|
Publico -
08 Abr 06
Enfrentar o desafio da reforma da educação no
Reino Unido e... em Portugal
Francisco Vieira e Sousa
Mudam-se os tempos, mudam-se as vontades,
Muda-se o ser, muda-se a confiança;
Todo o mundo é composto de mudança,
Tomando sempre novas qualidades.
Luís de Camões
No mês passado, o primeiro-ministro inglês conseguiu
impor ao seu partido a aprovação da reforma educativa proposta no livro branco
intitulado Melhor Qualidade, melhores Escolas para Todos - Mais Escolhas para
os Pais e para as Escolas, que, em conjunto com a ministra da Educação, Ruth
Kelly, vinha promovendo desde Outubro.
Digo "conseguiu impor", porque o debate final em sede parlamentar, não obstante
a justeza das propostas, não evitou a tradicional querela partidária do
posicionamento ideológico entre esquerda e direita, com uma parte significativa
do Partido Trabalhista a votar contra.
A ideia-força da reforma de Blair é a de que a forma mais eficaz de assegurar
níveis educativos de qualidade e melhores escolas para todos é garantir a
escolha da escola pelos pais. De facto, no essencial, as medidas preconizadas
têm como objectivo possibilitar a todas as famílias a escolha da escola a
frequentar pelos seus filhos. Entre estas destacam-se o financiamento público às
escolas privadas que prestem o serviço público de educação, o incremento da
autonomia das escolas estatais, o transporte gratuito dos alunos que têm menores
recursos económicos para a escola da sua escolha, desde que situada a menos de
dez quilómetros da residência, a introdução de um serviço local de promoção e
apoio à escolha dos pais menos informados e o posicionamento das autoridades
centrais e locais como garante da qualidade e da equidade do sistema e não como
prestadores propriamente ditos do serviço de educação.

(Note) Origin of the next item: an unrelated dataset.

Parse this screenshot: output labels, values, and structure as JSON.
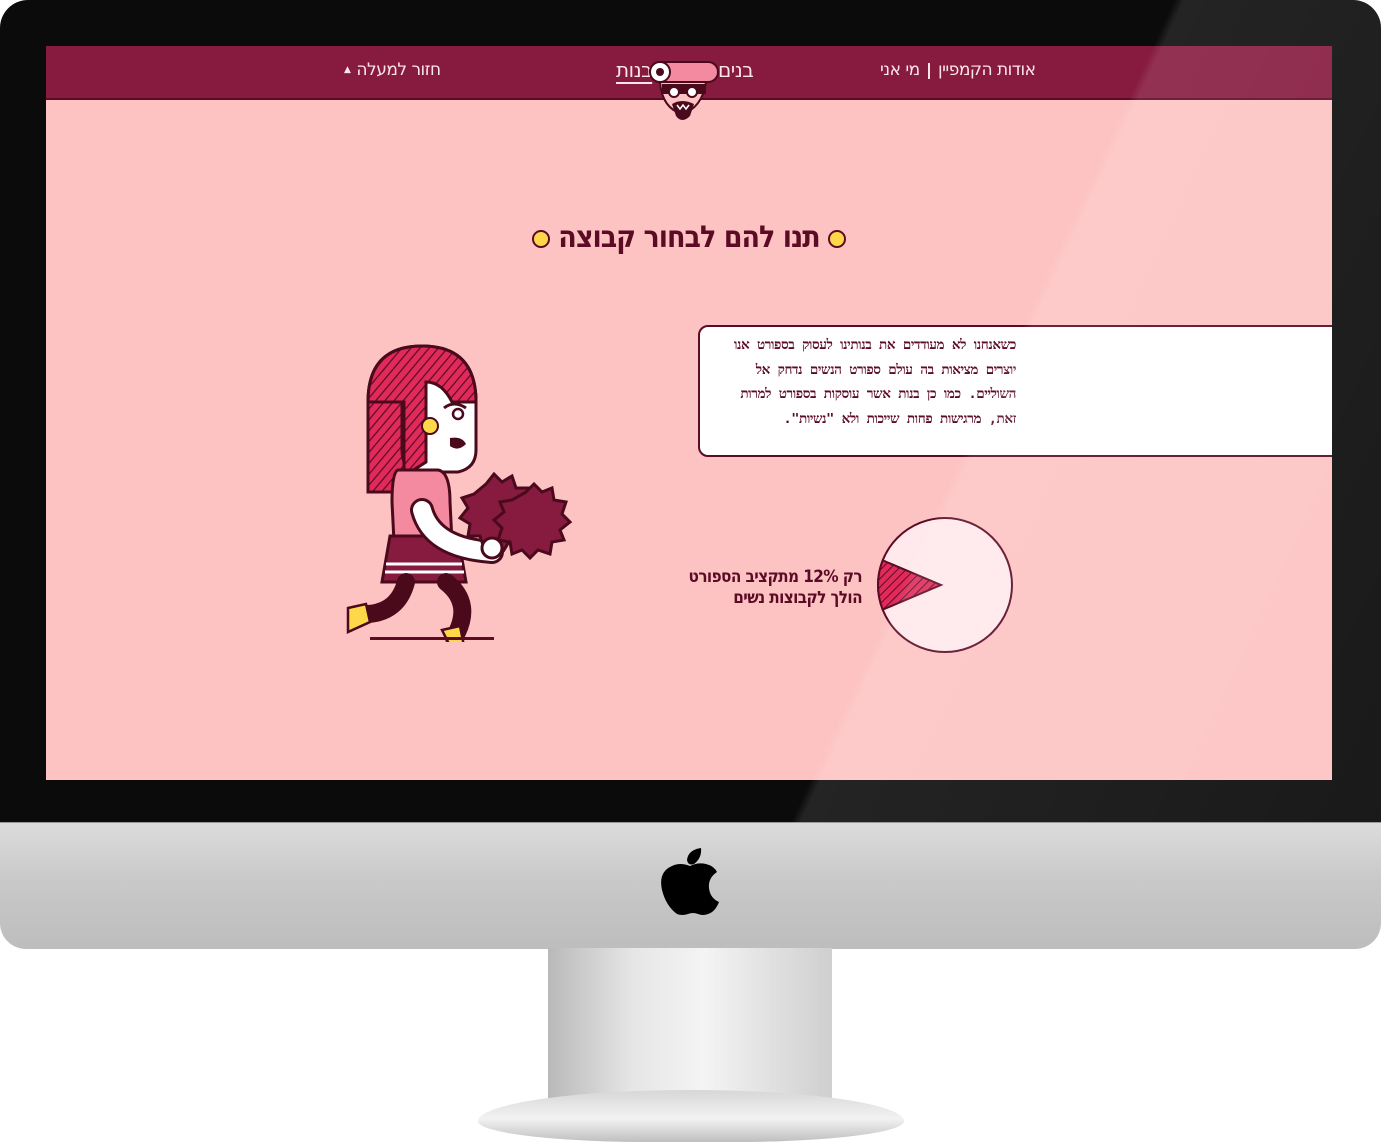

Para muitos, tudo isto parece novidade, mas a verdade é que Tony Blair não está
"a inventar a roda". Esta reforma vem no seguimento de uma anterior abertura do
sistema a uma sã concorrência entre prestadores do serviço público de educação,
lançada em 1997, e segue de perto as mudanças que outros países, especialmente
os escandinavos, têm vindo a pôr em prática desde a última década do século
passado. A Europa, ou parte dela, percebeu que os seus sistemas de ensino
nacionais, criados centralmente para responder à necessidade de estender a
educação a toda a população, não seriam capazes de responder às exigências da
sociedade de informação emergente. O modelo seguido até então, que havia
permitido vencer o desafio da quantidade, revelava-se incapaz de ultrapassar o
desafio da qualidade, de tal modo que o insucesso escolar crescia e o topo da
classificação dos indicadores educativos internacionais começava a ser dominado
por países asiáticos.
A reforma de Blair visa transformar a actual estrutura rígida e burocratizada do
serviço público de educação numa estrutura flexível, onde a inovação e a
capacidade criativa não sejam a excepção, mas a regra, proporcionando a todos o
acesso a um ensino de maior qualidade, mais próximo da realidade de cada aluno e
da sua comunidade educativa. Para tal, propõe-se, por um lado, dar expressão
real à capacidade (e direito) dos pais escolherem a escola que consideram ser
mais adaptada para os seus filhos e, por outro, utilizar um bem valioso, até
agora menosprezado, que é a energia dos cidadãos, pais, professores,
associações, igrejas, fundações, empresas, etc., abrindo o sistema educativo a
todos os actores locais que desejem contribuir com o seu esforço e sabedoria,
desde que cumpram certos requisitos do serviço público de educação.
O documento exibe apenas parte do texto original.